Azure OpenAI providers
Azure BYOK mode is activated with COPILOT_PROVIDER_TYPE=azure. The runtime creates an Azure-aware client and then still chooses Chat Completions or Responses from COPILOT_PROVIDER_WIRE_API.
flowchart TD Azure["Azure provider config"] --> Versioned{"COPILOT_PROVIDER_AZURE_API_VERSION?"} Versioned -->|No| V1["versionless /openai/v1 route"] Versioned -->|Yes| Legacy["/openai route + api-version query"] V1 --> Wire{"wire API"} Legacy --> Deployment["deployment-aware route"] Deployment --> Wire Wire -->|completions| AzureChat["Chat Completions"] Wire -->|responses| AzureResponses["Responses"]Observed authentication options include API key, bearer token, and Azure managed identity fallback. For the versioned Azure path, the SDK can insert /deployments/{model-or-deployment} before eligible paths such as /chat/completions.
Anthropic providers
Anthropic BYOK mode is activated with COPILOT_PROVIDER_TYPE=anthropic. The runtime creates an Anthropic client using the configured base URL and API key or bearer token, then uses the Anthropic Messages adapter.
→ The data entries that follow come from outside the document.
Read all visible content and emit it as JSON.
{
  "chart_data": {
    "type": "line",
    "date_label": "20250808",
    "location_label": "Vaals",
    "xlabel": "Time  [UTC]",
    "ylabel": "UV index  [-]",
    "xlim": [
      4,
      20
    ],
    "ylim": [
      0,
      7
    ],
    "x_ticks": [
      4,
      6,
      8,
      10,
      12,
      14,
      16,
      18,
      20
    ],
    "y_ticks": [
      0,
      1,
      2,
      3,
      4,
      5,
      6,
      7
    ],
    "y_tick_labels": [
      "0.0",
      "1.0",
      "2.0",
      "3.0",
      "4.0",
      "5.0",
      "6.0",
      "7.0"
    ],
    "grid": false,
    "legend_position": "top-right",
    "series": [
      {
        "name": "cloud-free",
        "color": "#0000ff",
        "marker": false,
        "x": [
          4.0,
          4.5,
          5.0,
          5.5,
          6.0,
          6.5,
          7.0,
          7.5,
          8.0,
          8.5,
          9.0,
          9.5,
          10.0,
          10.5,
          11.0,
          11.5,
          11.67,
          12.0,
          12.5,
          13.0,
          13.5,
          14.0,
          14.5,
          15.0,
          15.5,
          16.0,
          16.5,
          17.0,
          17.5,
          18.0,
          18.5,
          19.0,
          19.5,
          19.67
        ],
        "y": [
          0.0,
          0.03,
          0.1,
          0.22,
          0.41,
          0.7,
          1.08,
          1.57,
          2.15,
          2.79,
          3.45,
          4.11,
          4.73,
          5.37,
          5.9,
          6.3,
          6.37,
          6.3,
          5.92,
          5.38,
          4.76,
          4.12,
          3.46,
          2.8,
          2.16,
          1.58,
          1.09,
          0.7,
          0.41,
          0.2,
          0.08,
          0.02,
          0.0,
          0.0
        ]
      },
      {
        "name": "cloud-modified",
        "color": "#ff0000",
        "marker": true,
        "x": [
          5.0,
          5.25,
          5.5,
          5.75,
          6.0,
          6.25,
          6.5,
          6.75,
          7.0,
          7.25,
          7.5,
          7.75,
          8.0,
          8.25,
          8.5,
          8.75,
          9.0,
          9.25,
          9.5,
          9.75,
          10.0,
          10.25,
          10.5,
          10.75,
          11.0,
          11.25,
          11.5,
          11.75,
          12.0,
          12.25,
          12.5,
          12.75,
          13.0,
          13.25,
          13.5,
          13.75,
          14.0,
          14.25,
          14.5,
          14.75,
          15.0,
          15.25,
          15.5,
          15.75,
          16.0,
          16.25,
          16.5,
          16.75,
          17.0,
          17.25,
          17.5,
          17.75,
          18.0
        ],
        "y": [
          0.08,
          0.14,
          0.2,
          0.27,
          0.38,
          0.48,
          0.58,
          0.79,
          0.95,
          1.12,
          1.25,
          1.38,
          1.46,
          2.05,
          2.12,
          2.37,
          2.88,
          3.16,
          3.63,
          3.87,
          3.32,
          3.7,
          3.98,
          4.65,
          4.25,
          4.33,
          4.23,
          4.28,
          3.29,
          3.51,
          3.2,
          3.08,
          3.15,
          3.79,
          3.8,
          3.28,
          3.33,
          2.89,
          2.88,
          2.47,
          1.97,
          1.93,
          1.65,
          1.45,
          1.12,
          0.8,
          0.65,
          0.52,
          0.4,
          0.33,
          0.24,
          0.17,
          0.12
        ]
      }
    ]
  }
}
flowchart TD Anthropic["Anthropic provider config"] --> Client["Anthropic SDK client"] Client --> Messages["Anthropic Messages adapter"] Messages --> Api["messages.create / messages.stream"]The CLI warns that COPILOT_PROVIDER_WIRE_API is ignored for this provider family.
Request lifecycle
sequenceDiagram autonumber participant Agent as Agent runtime participant Prompt as Prompt assembly participant Adapter as Provider adapter participant HTTP as HTTP or WebSocket client participant Session as Session events
Agent->>Prompt: system prompt, messages, tools, attachments, options Prompt-->>Adapter: normalized internal messages and tool definitions Adapter->>Adapter: map to selected wire format Adapter->>HTTP: send non-streaming or streaming request HTTP-->>Adapter: response objects or streaming deltas Adapter->>Adapter: normalize usage, finish reason, reasoning, and tool calls Adapter-->>Session: model_call_success / messages / tool callsAll adapters feed the rest of the runtime through a common normalized output shape. That is why tool orchestration, task handling, telemetry, and UI rendering can remain mostly provider-agnostic even when the network API shape differs.
Streaming behavior
| Adapter | Streaming call | Streaming events handled |
|---|---|---|
| Chat Completions | chat.completions.create(..., stream: true) | Choice deltas, tool-call deltas, reasoning text, annotations, usage. |
| Responses HTTP | responses.create(..., stream: true) | response.created, text deltas, reasoning summary/text deltas, function/custom tool argument deltas, output item events, response.completed. |
| Responses WebSocket | WebSocket response.create event | Same conceptual Responses event stream, plus connection state and previous_response_id tracking. |
| Anthropic Messages | messages.stream(...) | Content-block starts/stops, text deltas, thinking/reasoning deltas, tool-use deltas, message deltas, usage. |
What is not statically recoverable
Static analysis can identify routing logic and payload shapes, but several values are runtime-dependent:
- the exact Copilot API base URL for GitHub Enterprise or debug overrides;
- the exact model metadata returned by
/modelsfor a user, account, policy, and feature gate state; - provider-specific default headers injected by SDKs or network middleware;
- feature flags controlling WebSocket Responses and model-specific behavior;
- custom provider behavior behind an OpenAI-compatible endpoint;
- final prompt content after runtime instructions, hooks, MCP, memory, tools, and session state are applied.
For exact request capture, instrument immediately before the adapter sends the provider request or capture debug/network logs in a controlled environment with secrets redacted.